Bartoletti Stefano, Santangeli Pasquale, DI Biase Luigi, Natale Andrea
Institute of Cardiology, Catholic University of the Sacred Heart, Rome (Italy).
Cardiac Arrhythmia Service, Stanford University School of Medicine, Stanford (CA).
J Atr Fibrillation. 2013 Jun 30;6(1):851. doi: 10.4022/jafib.851. eCollection 2013 Jun-Jul.
Patients with mechanical "hardware" in the heart, such as those with mechanical cardiac valves or atrial septal closure devices, represent a population at high risk of developing AF. Catheter ablation of AF in these subjects might represent a challenge, due to the perceived higher risk of complications associated with the presence of intracardiac mechanical devices.

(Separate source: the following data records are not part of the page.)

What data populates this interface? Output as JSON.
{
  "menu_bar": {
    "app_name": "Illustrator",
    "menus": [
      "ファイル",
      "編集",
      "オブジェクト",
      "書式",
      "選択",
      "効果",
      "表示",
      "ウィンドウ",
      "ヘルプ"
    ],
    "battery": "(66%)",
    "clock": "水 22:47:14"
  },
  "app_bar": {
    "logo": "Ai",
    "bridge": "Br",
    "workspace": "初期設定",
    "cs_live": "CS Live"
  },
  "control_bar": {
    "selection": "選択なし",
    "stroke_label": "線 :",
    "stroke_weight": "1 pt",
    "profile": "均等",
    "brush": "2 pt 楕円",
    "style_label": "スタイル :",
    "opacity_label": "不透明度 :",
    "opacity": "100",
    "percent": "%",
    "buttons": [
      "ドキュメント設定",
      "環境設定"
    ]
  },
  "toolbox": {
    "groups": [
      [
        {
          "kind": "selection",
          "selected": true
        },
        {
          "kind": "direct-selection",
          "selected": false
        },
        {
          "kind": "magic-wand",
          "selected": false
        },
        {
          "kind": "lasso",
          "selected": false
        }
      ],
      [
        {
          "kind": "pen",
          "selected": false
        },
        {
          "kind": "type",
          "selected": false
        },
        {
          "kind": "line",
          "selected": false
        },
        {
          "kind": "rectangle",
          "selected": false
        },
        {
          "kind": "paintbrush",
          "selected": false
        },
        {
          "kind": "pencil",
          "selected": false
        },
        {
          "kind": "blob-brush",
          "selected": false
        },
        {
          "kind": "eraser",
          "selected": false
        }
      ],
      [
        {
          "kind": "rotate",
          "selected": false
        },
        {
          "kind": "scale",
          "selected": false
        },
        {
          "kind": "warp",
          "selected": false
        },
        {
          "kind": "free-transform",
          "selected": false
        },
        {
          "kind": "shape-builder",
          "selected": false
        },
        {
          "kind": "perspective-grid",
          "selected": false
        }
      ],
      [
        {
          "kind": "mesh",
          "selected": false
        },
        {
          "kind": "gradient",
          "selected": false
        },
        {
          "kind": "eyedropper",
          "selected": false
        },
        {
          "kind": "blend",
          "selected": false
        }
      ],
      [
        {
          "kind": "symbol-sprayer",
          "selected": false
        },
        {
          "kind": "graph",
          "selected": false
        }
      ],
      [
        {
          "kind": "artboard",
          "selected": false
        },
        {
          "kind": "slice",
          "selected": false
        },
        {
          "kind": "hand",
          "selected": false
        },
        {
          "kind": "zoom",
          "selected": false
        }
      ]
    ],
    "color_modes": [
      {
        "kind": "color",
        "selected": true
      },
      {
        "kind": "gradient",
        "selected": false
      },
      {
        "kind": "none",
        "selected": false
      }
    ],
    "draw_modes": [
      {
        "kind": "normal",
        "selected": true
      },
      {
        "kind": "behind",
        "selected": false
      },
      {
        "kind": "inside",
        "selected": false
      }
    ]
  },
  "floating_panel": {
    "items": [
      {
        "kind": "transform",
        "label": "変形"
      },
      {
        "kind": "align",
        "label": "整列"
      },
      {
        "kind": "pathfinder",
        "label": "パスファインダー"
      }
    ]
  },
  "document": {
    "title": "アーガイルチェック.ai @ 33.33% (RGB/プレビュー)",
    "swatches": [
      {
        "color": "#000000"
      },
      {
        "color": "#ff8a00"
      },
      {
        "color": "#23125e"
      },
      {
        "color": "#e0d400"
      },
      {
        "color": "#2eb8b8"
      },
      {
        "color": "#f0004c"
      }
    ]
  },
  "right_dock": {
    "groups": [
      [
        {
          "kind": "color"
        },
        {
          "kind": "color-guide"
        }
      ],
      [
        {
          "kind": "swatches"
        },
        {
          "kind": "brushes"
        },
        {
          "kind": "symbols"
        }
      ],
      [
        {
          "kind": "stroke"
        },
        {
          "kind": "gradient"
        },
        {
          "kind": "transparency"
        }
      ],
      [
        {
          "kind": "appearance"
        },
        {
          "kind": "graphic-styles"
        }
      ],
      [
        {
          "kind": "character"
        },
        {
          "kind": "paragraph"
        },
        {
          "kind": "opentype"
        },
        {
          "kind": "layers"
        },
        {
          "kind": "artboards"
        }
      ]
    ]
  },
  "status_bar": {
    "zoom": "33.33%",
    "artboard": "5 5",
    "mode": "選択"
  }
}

Accordingly, such patients were excluded or poorly represented in major trials proving the benefit of catheter ablation for the rhythm-control of AF. However, recent evidence supports the concept that catheter ablation procedures might be equally effective in these patients, without a significant increase in the risk of procedural complications. This review will summarize the current state-of-the-art on catheter ablation of AF in patients with mechanical "hardware" in the heart.
心脏植入机械“硬件”的患者,如那些植入机械心脏瓣膜或房间隔封堵装置的患者,是发生房颤的高危人群。由于人们认为心内机械装置会增加并发症风险,对这些患者进行房颤导管消融可能是一项挑战。因此,在证明房颤导管消融对节律控制有益的主要试验中,此类患者被排除在外或代表性不足。然而,最近的证据支持这样一种观点,即导管消融手术在这些患者中可能同样有效,且手术并发症风险不会显著增加。本综述将总结目前心脏植入机械“硬件”的房颤患者导管消融的最新情况。